Saat azan subuh membangunkannya dari mimpi, ayam jantan memanggil mengajaknya terjaga, lalu dia meraba dadanya. Alhamdulillah isih ana ambeganku. Sebuah ucapan syukur yang tulus, bernafas orang tidak pernah menyadarinya secara penuh, karena itu sudah biasa. Tetapi ketika masih bisa bangun dan dalam keadaan bernafas adalah karunia Tuhan yang teramat besar.

Ada lagi pilihan kata unik di sini pitik lanang. Bila dalam bahasa Indonesia ayam jantan, itu sudah biasa. Ini mungkin lagu terakhir yang belum sempat direkam, karean didi mengaku itu baru latihan. Soal pitik lanang dalam bahasa Jawa jadi aneh, karena ada kata jago dan untuk betinanya babon. Diksi pitik lanang ini juga ada dalam lagu lainnya, yaitu Kreteg Bacem.
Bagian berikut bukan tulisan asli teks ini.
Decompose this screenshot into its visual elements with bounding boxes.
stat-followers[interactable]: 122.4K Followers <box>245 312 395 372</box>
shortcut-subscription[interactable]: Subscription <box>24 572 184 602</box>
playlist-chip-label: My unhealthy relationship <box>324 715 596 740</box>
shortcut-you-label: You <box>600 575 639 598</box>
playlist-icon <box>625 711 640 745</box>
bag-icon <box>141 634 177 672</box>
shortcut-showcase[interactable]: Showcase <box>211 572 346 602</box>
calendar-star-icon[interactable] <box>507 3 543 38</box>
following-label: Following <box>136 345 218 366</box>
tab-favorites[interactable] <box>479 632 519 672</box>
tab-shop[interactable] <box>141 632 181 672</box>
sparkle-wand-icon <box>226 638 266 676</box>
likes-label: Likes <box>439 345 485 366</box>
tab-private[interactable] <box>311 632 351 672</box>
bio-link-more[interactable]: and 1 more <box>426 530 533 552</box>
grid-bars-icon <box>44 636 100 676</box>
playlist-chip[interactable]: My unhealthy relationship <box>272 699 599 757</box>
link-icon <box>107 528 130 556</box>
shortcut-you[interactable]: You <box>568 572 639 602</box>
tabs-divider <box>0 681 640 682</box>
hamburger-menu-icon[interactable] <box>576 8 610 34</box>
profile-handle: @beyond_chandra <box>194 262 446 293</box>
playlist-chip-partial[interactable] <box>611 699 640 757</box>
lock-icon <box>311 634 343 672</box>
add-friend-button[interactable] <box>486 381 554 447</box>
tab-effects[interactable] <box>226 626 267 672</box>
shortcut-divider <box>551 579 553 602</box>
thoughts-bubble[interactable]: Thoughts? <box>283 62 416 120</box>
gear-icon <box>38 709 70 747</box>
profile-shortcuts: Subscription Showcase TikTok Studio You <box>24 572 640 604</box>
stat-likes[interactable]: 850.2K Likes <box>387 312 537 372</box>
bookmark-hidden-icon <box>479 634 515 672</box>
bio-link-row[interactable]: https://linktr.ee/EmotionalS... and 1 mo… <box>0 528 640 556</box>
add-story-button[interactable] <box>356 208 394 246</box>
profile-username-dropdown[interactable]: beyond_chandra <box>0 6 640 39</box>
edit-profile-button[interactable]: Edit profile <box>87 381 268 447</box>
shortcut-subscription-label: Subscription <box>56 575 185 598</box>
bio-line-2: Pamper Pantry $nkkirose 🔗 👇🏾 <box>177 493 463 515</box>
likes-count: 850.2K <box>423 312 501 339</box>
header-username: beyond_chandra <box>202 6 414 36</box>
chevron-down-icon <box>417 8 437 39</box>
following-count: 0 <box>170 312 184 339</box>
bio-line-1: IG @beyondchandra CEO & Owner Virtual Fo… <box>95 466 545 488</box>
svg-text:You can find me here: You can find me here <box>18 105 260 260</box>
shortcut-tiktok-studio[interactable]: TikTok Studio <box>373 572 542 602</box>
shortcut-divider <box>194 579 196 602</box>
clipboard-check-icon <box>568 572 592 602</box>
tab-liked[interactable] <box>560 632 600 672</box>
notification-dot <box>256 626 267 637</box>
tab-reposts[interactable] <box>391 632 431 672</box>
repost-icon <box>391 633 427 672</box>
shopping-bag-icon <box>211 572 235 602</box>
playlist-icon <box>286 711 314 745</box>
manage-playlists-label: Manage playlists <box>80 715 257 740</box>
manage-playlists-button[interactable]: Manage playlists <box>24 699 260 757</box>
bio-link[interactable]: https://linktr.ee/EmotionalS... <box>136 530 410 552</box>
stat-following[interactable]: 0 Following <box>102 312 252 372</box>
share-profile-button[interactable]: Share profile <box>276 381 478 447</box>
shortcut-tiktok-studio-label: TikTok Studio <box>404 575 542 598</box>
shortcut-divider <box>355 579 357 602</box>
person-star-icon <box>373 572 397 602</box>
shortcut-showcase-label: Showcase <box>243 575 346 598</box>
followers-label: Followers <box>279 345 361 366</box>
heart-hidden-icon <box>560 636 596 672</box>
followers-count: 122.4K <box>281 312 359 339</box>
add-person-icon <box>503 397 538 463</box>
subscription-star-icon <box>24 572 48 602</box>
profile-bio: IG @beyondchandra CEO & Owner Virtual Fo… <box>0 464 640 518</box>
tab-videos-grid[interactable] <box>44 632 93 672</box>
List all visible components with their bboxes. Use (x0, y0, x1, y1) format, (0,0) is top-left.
Yen liwat Kreteg Bacem nratab atiku
Kelingan karo kowe mantan pacarku
Rasane kaya mendem tape sing wayu
Kesuwen ngempet kangen pingin ketemu

Kamar cilik sewulan rong atus ewu
Mulih pabrik neng kene sing tak nggo turu
Kowe ndelik seprene ra wani metu
Kaya pitik lanang ora duwe jalu

Ini kisah tentang pekerja pabrik yang jatuh cinta, tetapi lagi-lagi ditinggal pergi kekasihnya. Seperti banyak lagu Didi Kempot lainnya, tentang nama tempat, dan yang ini jembatan Bacem di daerah Sukoharjo.

Frasa mendem tape sing wayu juga bukan ungkapan yang biasa kita dengar. Mendem gadhung (mabuk umbi gadung) memang ada ungkapan itu. Tetapi mendem tape basi  memang saya rasa baru. Kemudian ungkapan pitik lanang, lagi-lagi kenapa tidak pakai kata jago. Ya, diksi yang tidak biasa itu juga salah satu keunikan lirik-lirik Didi Kempot.
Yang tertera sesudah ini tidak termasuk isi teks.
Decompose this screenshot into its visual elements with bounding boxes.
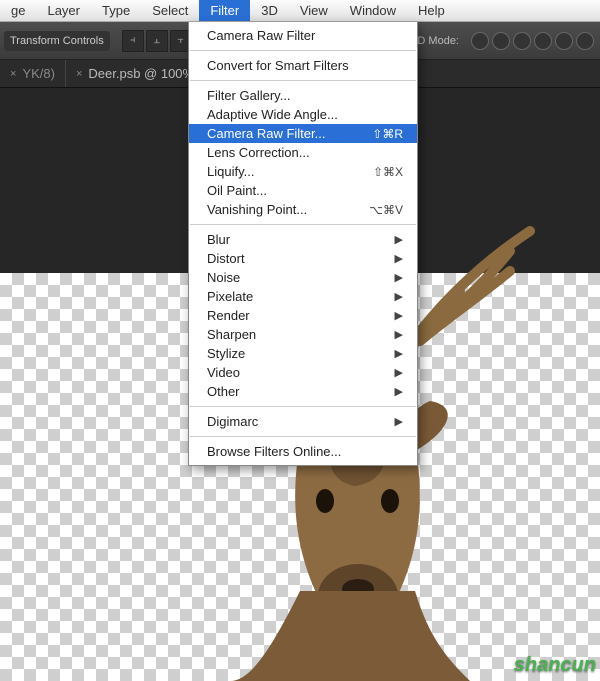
3d-mode-button[interactable] — [534, 32, 552, 50]
menu-item-label: Video — [207, 365, 240, 380]
menu-item-label: Distort — [207, 251, 245, 266]
menu-item-label: Blur — [207, 232, 230, 247]
3d-mode-button[interactable] — [471, 32, 489, 50]
submenu-arrow-icon: ▶ — [395, 366, 403, 379]
menu-item-label: Stylize — [207, 346, 245, 361]
menu-item[interactable]: Other ▶ — [189, 382, 417, 401]
menu-item-label: Digimarc — [207, 414, 258, 429]
menu-item[interactable]: Digimarc ▶ — [189, 412, 417, 431]
menu-type[interactable]: Type — [91, 0, 141, 21]
menu-item[interactable]: Vanishing Point... ⌥⌘V — [189, 200, 417, 219]
menu-item[interactable]: Stylize ▶ — [189, 344, 417, 363]
submenu-arrow-icon: ▶ — [395, 309, 403, 322]
menu-item-label: Other — [207, 384, 240, 399]
menu-item-label: Adaptive Wide Angle... — [207, 107, 338, 122]
menu-item[interactable]: Lens Correction... — [189, 143, 417, 162]
menu-item-label: Sharpen — [207, 327, 256, 342]
3d-mode-label: 3D Mode: — [411, 35, 459, 47]
menu-separator — [190, 224, 416, 225]
menu-item-label: Pixelate — [207, 289, 253, 304]
menu-item-label: Liquify... — [207, 164, 254, 179]
menu-shortcut: ⇧⌘X — [373, 165, 403, 179]
menu-select[interactable]: Select — [141, 0, 199, 21]
menu-item-label: Render — [207, 308, 250, 323]
menu-help[interactable]: Help — [407, 0, 456, 21]
menu-shortcut: ⌥⌘V — [369, 203, 403, 217]
submenu-arrow-icon: ▶ — [395, 385, 403, 398]
menu-item-label: Browse Filters Online... — [207, 444, 341, 459]
menu-item-label: Camera Raw Filter... — [207, 126, 325, 141]
submenu-arrow-icon: ▶ — [395, 233, 403, 246]
menu-item[interactable]: Camera Raw Filter — [189, 26, 417, 45]
menu-separator — [190, 406, 416, 407]
submenu-arrow-icon: ▶ — [395, 252, 403, 265]
menu-item[interactable]: Camera Raw Filter... ⇧⌘R — [189, 124, 417, 143]
menu-item[interactable]: Browse Filters Online... — [189, 442, 417, 461]
submenu-arrow-icon: ▶ — [395, 328, 403, 341]
menu-item[interactable]: Sharpen ▶ — [189, 325, 417, 344]
menu-item[interactable]: Render ▶ — [189, 306, 417, 325]
menu-item[interactable]: Video ▶ — [189, 363, 417, 382]
filter-menu-dropdown: Camera Raw Filter Convert for Smart Filte… — [188, 22, 418, 466]
menu-item[interactable]: Oil Paint... — [189, 181, 417, 200]
3d-mode-button[interactable] — [576, 32, 594, 50]
3d-mode-button[interactable] — [513, 32, 531, 50]
menu-shortcut: ⇧⌘R — [372, 127, 403, 141]
document-tab[interactable]: × YK/8) — [0, 60, 66, 87]
menu-separator — [190, 50, 416, 51]
menu-item[interactable]: Distort ▶ — [189, 249, 417, 268]
menu-item-label: Vanishing Point... — [207, 202, 307, 217]
tab-title: YK/8) — [22, 66, 55, 81]
menu-filter[interactable]: Filter — [199, 0, 250, 21]
3d-mode-buttons — [465, 32, 600, 50]
menu-3d[interactable]: 3D — [250, 0, 289, 21]
menu-item-label: Filter Gallery... — [207, 88, 291, 103]
3d-mode-button[interactable] — [492, 32, 510, 50]
menu-item[interactable]: Pixelate ▶ — [189, 287, 417, 306]
transform-controls-label: Transform Controls — [4, 31, 110, 51]
menu-view[interactable]: View — [289, 0, 339, 21]
menu-item[interactable]: Adaptive Wide Angle... — [189, 105, 417, 124]
align-button[interactable]: ⫠ — [146, 30, 168, 52]
menu-item-label: Camera Raw Filter — [207, 28, 315, 43]
menu-ge[interactable]: ge — [0, 0, 36, 21]
menu-item-label: Lens Correction... — [207, 145, 310, 160]
submenu-arrow-icon: ▶ — [395, 347, 403, 360]
menu-window[interactable]: Window — [339, 0, 407, 21]
menu-item-label: Noise — [207, 270, 240, 285]
menu-separator — [190, 80, 416, 81]
menu-layer[interactable]: Layer — [36, 0, 91, 21]
submenu-arrow-icon: ▶ — [395, 415, 403, 428]
align-button[interactable]: ⫞ — [122, 30, 144, 52]
menu-item[interactable]: Convert for Smart Filters — [189, 56, 417, 75]
close-icon[interactable]: × — [10, 68, 16, 80]
menu-item[interactable]: Liquify... ⇧⌘X — [189, 162, 417, 181]
app-menubar: geLayerTypeSelectFilter3DViewWindowHelp — [0, 0, 600, 22]
menu-item[interactable]: Noise ▶ — [189, 268, 417, 287]
menu-item[interactable]: Filter Gallery... — [189, 86, 417, 105]
submenu-arrow-icon: ▶ — [395, 271, 403, 284]
close-icon[interactable]: × — [76, 68, 82, 80]
menu-item-label: Oil Paint... — [207, 183, 267, 198]
menu-separator — [190, 436, 416, 437]
submenu-arrow-icon: ▶ — [395, 290, 403, 303]
watermark: shancun — [514, 654, 596, 677]
menu-item-label: Convert for Smart Filters — [207, 58, 349, 73]
3d-mode-button[interactable] — [555, 32, 573, 50]
menu-item[interactable]: Blur ▶ — [189, 230, 417, 249]
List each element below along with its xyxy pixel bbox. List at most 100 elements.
Rasanya, sekali lagi, saya tidak mungkin mengutak-atik irik seluruh lagunya. Ini pun sudah cukup banyak. Dan tulisan ini saya akhiri. Selamat tidur panjang Mas Didi Kempot….. (Selesai)

Widiyartono R, wartawan SUARABARU.ID, pandhemen budaya dan bahasa Jawa.